Often I work with professionals and talk to moms who aren’t so sure of this. It’s easy to say “Just encourage them! Don’t worry until there is something to worry about.” I don’t like those sayings because people don’t know what they don’t know. A lot of times parents really don’t know when they should worry and what to worry about.  Sometimes intentions are great, but actions end up being detrimental.

Photography by: Gabby Cowin

Here is my two cents about helping to encourage as well as correct a toddler’s speech and language…

The Good

1. Talk to your child in real, complete and kid friendly language. Children learn by listening. If you don’t provide a great model, they can’t learn.

2. Try the phrase “look at how I say it” and direct your child to look at your mouth as you slowly say a word that they mispronounce, correctly.  If they seem interested, say it a couple of times and then move along. No big deal. (believe me they are soaking it up)

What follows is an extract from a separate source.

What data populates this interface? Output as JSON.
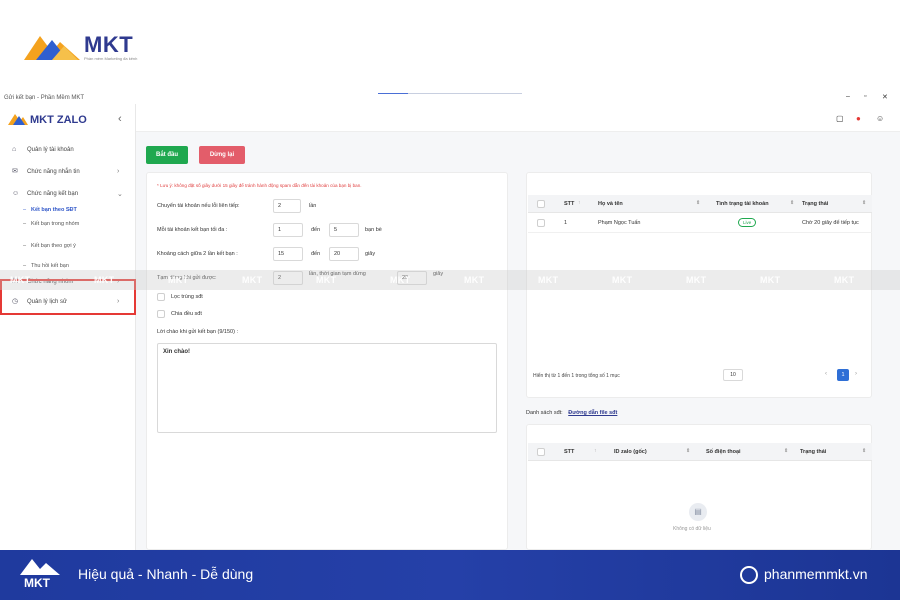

3. Slow it down.  Speaking slowly and clearly will allow your toddler to hear individual sounds and words which helps them process language and attach meaning to what you’re saying. When you speak quickly words tend to blend together, and even though your babe might get the gist of what you’re saying they will struggle to use words to form sentences back to you (For example: itiSprOBAbLymOrEDifFicULTtoreADTHis than it is to read this).

Aadie helped me time our speech today, we decided that a good, slow (but not too slow) rate of speech should take you about 25 seconds to say the words to Twinkle Twinkle Little Star.

4.  Applaud their attempts! Especially when your child is just starting to speak or string words together.  If they see that you are excited when they speak, they will feel good and try to do it again. Even if it isn’t perfect at first, you need to have words in order to correct words.

5. Sing! If your little one doesn’t have a lot to say, try to incorporate songs into your day. Music activates different parts of the brain and can help with memory and recall as well as language development. Daniel Tiger, anyone?? I do actually love DT, but I am pretty sure I sing those songs in my sleep.

The Bad

1. Ditch the baby talk. Goes along with #1 above… If you speak to them using baby talk, that is how they will learn to speak.

2. Don’t make them feel bad. It isn’t a good idea to force your little one to copy you or say words over and over again until they get it right.  They will become frustrated, and may speak less.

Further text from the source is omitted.